Has anyone tested whether abbreviated language helps or hinders the reader? This question got me thinking about research into matters central to our daily work. Earnsy Liu, in her quarterly What’s the Evidence? column in TechCommWire, often has a hard time finding research that answers the questions we pose. What if technical communicators, as a global network, were to crowd-fund some research? Would you give a little? Please complete my mini-survey and tell me whether you think this would fly:

https://www.surveymonkey.com/r/crowdfundresearch

You can also read Earnsy’s February literature review, which is about Metaphors in tech comm.
Did you know you can look up past articles on our Best Practice Round-Up page?

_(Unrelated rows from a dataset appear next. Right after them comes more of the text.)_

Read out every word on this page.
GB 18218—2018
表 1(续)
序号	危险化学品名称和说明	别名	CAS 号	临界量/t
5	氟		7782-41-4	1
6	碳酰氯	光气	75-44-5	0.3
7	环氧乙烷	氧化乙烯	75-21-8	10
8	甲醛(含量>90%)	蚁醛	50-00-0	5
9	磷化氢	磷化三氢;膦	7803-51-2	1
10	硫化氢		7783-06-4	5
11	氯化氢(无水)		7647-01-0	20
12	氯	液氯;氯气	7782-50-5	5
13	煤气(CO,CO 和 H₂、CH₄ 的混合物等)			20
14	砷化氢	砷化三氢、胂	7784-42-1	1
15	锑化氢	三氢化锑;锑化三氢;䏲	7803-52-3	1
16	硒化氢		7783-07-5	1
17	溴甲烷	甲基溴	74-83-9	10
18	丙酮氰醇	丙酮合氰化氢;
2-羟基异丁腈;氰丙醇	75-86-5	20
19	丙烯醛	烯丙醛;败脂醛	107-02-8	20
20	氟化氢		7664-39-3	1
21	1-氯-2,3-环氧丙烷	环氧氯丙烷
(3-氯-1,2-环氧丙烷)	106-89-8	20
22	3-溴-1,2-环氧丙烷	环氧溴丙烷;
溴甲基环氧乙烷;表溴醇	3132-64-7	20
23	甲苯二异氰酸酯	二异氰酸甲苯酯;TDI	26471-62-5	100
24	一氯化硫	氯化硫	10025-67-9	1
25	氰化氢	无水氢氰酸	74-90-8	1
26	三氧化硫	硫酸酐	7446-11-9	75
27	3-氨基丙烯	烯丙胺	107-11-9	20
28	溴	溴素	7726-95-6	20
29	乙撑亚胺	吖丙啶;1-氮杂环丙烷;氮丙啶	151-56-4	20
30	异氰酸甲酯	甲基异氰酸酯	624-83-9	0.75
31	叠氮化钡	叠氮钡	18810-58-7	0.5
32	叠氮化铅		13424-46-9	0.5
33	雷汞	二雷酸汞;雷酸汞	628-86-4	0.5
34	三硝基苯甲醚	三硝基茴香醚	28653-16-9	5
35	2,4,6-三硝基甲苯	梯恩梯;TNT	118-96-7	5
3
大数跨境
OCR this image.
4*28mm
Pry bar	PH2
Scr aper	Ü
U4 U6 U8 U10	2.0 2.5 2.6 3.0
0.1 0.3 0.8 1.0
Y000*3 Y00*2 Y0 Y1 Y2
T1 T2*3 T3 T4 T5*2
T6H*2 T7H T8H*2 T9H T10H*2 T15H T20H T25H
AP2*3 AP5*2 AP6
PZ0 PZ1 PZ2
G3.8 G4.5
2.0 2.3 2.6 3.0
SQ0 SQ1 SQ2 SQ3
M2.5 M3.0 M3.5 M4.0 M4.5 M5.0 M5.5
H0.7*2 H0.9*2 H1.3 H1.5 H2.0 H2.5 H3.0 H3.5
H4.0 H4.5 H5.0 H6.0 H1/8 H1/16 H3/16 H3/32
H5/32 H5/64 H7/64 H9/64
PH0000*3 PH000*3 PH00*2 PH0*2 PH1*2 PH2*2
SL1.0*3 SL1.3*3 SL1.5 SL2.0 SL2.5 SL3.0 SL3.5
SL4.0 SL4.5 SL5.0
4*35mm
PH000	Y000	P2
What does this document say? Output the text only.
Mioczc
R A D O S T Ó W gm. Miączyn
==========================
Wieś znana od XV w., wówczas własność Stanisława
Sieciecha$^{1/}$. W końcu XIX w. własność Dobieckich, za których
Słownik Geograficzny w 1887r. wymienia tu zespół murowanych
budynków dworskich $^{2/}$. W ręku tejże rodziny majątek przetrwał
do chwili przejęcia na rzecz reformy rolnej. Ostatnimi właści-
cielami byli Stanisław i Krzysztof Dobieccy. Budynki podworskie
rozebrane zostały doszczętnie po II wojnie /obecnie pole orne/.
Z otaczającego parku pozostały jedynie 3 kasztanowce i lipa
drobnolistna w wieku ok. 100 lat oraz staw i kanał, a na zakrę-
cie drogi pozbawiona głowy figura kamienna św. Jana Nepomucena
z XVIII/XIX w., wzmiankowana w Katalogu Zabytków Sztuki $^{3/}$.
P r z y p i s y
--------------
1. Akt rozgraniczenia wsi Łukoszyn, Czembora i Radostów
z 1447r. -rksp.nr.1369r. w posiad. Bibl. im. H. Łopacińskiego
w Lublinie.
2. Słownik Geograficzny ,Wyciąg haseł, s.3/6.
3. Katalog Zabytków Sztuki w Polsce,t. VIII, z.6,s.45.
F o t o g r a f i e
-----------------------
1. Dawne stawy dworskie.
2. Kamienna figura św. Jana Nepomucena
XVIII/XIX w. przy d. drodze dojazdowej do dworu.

2 thoughts on “Researching Tech Comm Best Practice

  1. Evidence shows that omitting words decreases readability. Read ‘The Global English Style Guide: Writing Clear, Translatable Documentation for a Global Market’ by Kohl. (ISBN 978-1-59994-657-3, http://support.sas.com/publishing/authors/kohl.html.) Refer to Appendix D about ‘syntactic cues’.

  2. Hi Mike

    Thanks for that – it’s extremely helpful. I had never thought to search on ‘syntactic clues’. I note that most of the research he quotes is 20+ years old, and I have no idea whether that matters or not.